CE has 2 different types of speedhack: the old one and the new one.

The old one is located in speedhack.pas of the cehook project (cehook.dll). When it gets activated, it uses a simple hook on those functions (just place with a hook and never even bother calling the original function). Then it injects and starts a very high priority thread in the open process (game) which will increase time counters for itself using timed sleeping. The speed the time increments with is determined by the speed variable.

When the open (target) process calls those functions, it just fetches the emulated timer functions and passes it to the caller.



The new one is a bit more complex, but less prone to bugs because of a too low sleeptime, or too high, and no thread that counts time for you.

The source for this is located in speedhack2.pas in the main program, and the separate speedhack project.

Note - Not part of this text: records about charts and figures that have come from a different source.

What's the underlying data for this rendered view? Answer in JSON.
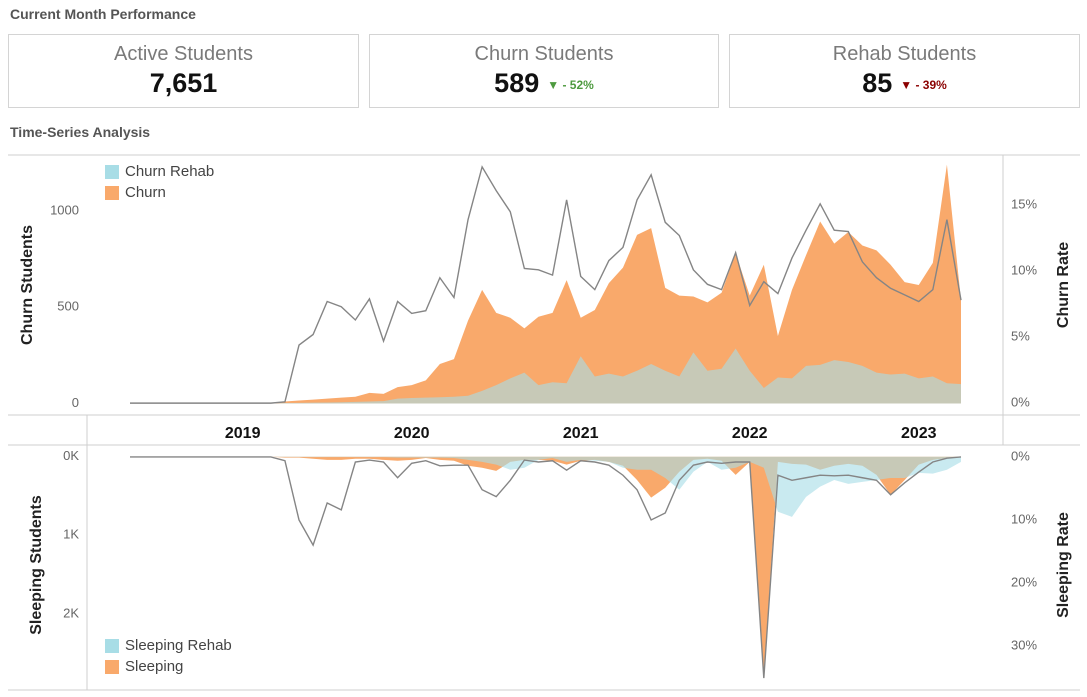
{
  "header": {
    "title": "Current Month Performance"
  },
  "kpis": [
    {
      "title": "Active Students",
      "value": "7,651"
    },
    {
      "title": "Churn Students",
      "value": "589",
      "change": "- 52%"
    },
    {
      "title": "Rehab Students",
      "value": "85",
      "change": "- 39%"
    }
  ],
  "section_title": "Time-Series Analysis",
  "chart_data": [
    {
      "type": "area",
      "y_label": "Churn Students",
      "y2_label": "Churn Rate",
      "categories": [
        null,
        null,
        null,
        null,
        null,
        null,
        null,
        null,
        "2019",
        null,
        null,
        null,
        null,
        null,
        null,
        null,
        null,
        null,
        null,
        null,
        "2020",
        null,
        null,
        null,
        null,
        null,
        null,
        null,
        null,
        null,
        null,
        null,
        "2021",
        null,
        null,
        null,
        null,
        null,
        null,
        null,
        null,
        null,
        null,
        null,
        "2022",
        null,
        null,
        null,
        null,
        null,
        null,
        null,
        null,
        null,
        null,
        null,
        "2023",
        null,
        null,
        null
      ],
      "ylim": [
        -60,
        1290
      ],
      "yticks": [
        0,
        500,
        1000
      ],
      "y2lim": [
        -0.9,
        18.8
      ],
      "y2ticks": [
        {
          "value": 0,
          "label": "0%"
        },
        {
          "value": 5,
          "label": "5%"
        },
        {
          "value": 10,
          "label": "10%"
        },
        {
          "value": 15,
          "label": "15%"
        }
      ],
      "legend": "top-left",
      "reversed": false,
      "series": [
        {
          "name": "Churn",
          "type": "area",
          "color": "#f9a96b",
          "values": [
            0,
            0,
            0,
            0,
            0,
            0,
            0,
            0,
            0,
            0,
            0,
            10,
            15,
            20,
            25,
            30,
            35,
            55,
            50,
            85,
            95,
            120,
            205,
            230,
            430,
            590,
            470,
            445,
            390,
            450,
            470,
            640,
            445,
            485,
            625,
            705,
            875,
            910,
            600,
            560,
            555,
            525,
            575,
            780,
            560,
            720,
            350,
            590,
            770,
            945,
            830,
            890,
            820,
            795,
            720,
            630,
            615,
            730,
            1240,
            535
          ]
        },
        {
          "name": "Churn Rehab",
          "type": "area",
          "color": "#a8dde6",
          "values": [
            0,
            0,
            0,
            0,
            0,
            0,
            0,
            0,
            0,
            0,
            0,
            2,
            3,
            4,
            5,
            6,
            8,
            10,
            12,
            25,
            28,
            30,
            32,
            35,
            40,
            65,
            95,
            130,
            160,
            95,
            110,
            105,
            245,
            140,
            155,
            140,
            170,
            205,
            170,
            140,
            265,
            170,
            180,
            285,
            170,
            80,
            135,
            130,
            195,
            200,
            225,
            215,
            195,
            160,
            150,
            155,
            130,
            140,
            105,
            100
          ]
        },
        {
          "type": "line",
          "axis": "y2",
          "color": "#858585",
          "values": [
            0,
            0,
            0,
            0,
            0,
            0,
            0,
            0,
            0,
            0,
            0,
            0.1,
            4.4,
            5.2,
            7.7,
            7.3,
            6.3,
            7.9,
            4.7,
            7.7,
            6.8,
            7.0,
            9.5,
            8.0,
            13.9,
            17.9,
            16.1,
            14.5,
            10.2,
            10.1,
            9.7,
            15.4,
            9.6,
            8.6,
            10.8,
            11.8,
            15.4,
            17.3,
            13.7,
            12.7,
            10.1,
            9.0,
            8.6,
            11.4,
            7.4,
            9.2,
            8.3,
            11.0,
            13.1,
            15.1,
            13.1,
            13.0,
            10.7,
            9.5,
            8.7,
            8.2,
            7.7,
            8.6,
            13.9,
            7.8
          ]
        }
      ]
    },
    {
      "type": "area",
      "y_label": "Sleeping Students",
      "y2_label": "Sleeping Rate",
      "ylim": [
        -150,
        2970
      ],
      "yticks": [
        {
          "value": 0,
          "label": "0K"
        },
        {
          "value": 1000,
          "label": "1K"
        },
        {
          "value": 2000,
          "label": "2K"
        }
      ],
      "y2lim": [
        -1.9,
        37
      ],
      "y2ticks": [
        {
          "value": 0,
          "label": "0%"
        },
        {
          "value": 10,
          "label": "10%"
        },
        {
          "value": 20,
          "label": "20%"
        },
        {
          "value": 30,
          "label": "30%"
        }
      ],
      "legend": "bottom-left",
      "reversed": true,
      "series": [
        {
          "name": "Sleeping",
          "type": "area",
          "color": "#f9a96b",
          "values": [
            0,
            0,
            0,
            0,
            0,
            0,
            0,
            0,
            0,
            0,
            0,
            10,
            10,
            25,
            40,
            40,
            25,
            25,
            40,
            50,
            40,
            15,
            40,
            50,
            115,
            140,
            180,
            65,
            40,
            40,
            50,
            100,
            50,
            40,
            65,
            115,
            295,
            520,
            395,
            190,
            40,
            25,
            50,
            230,
            65,
            2815,
            65,
            90,
            100,
            165,
            115,
            90,
            115,
            230,
            485,
            295,
            100,
            40,
            15,
            5
          ]
        },
        {
          "name": "Sleeping Rehab",
          "type": "area",
          "color": "#a8dde6",
          "values": [
            0,
            0,
            0,
            0,
            0,
            0,
            0,
            0,
            0,
            0,
            0,
            5,
            5,
            5,
            5,
            5,
            5,
            5,
            5,
            10,
            10,
            10,
            10,
            15,
            40,
            65,
            100,
            165,
            140,
            40,
            15,
            65,
            40,
            50,
            65,
            140,
            165,
            165,
            270,
            420,
            190,
            65,
            165,
            140,
            65,
            140,
            700,
            765,
            510,
            380,
            295,
            345,
            320,
            295,
            270,
            270,
            205,
            215,
            165,
            65
          ]
        },
        {
          "type": "line",
          "axis": "y2",
          "color": "#858585",
          "values": [
            0,
            0,
            0,
            0,
            0,
            0,
            0,
            0,
            0,
            0,
            0,
            0.6,
            10.0,
            14.0,
            7.3,
            8.4,
            0.8,
            0.5,
            0.8,
            3.3,
            1.0,
            0.6,
            1.4,
            1.3,
            1.3,
            5.2,
            6.3,
            3.7,
            0.5,
            0.8,
            0.6,
            2.1,
            0.6,
            0.8,
            1.3,
            2.9,
            5.2,
            10.0,
            8.9,
            3.7,
            1.3,
            0.8,
            1.0,
            0.8,
            0.8,
            35.1,
            2.9,
            3.7,
            3.3,
            2.9,
            3.0,
            2.9,
            3.3,
            3.7,
            6.0,
            4.1,
            2.4,
            0.8,
            0.2,
            0
          ]
        }
      ]
    }
  ]
}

The speedhack-i386.dll or speedhack-x86_64.dll gets injected into the target process and the dll itself has some exports, like speed, addresses of original functions, and an initialize speedhack routine.

Here the hooking and controlling takes place from CE's side and its auto assembler functions. What it does is it first uses the API hook template script on the to hook functions. This results in a script that can be used to hook the functions and fills in some predetermined addresses with the location to call if you want to call the original function (thats what the exports for the original functions are for).

After it's hooked, the export "speed" of the dll is modified to the wanted speed and CreateRemoteThread API is called with the address of the Initialize function to start the speedhack and set a base of reference (the current time).

When a timer function is called it will calculate the new time based on the initial time the speedhack got started, the current time, and the speed. So: returned_time = base_time + ((current_time - base_time) * speed) .

When the speed is modified, the basetime itself is modified as well to make sure the time doesn't go backwards.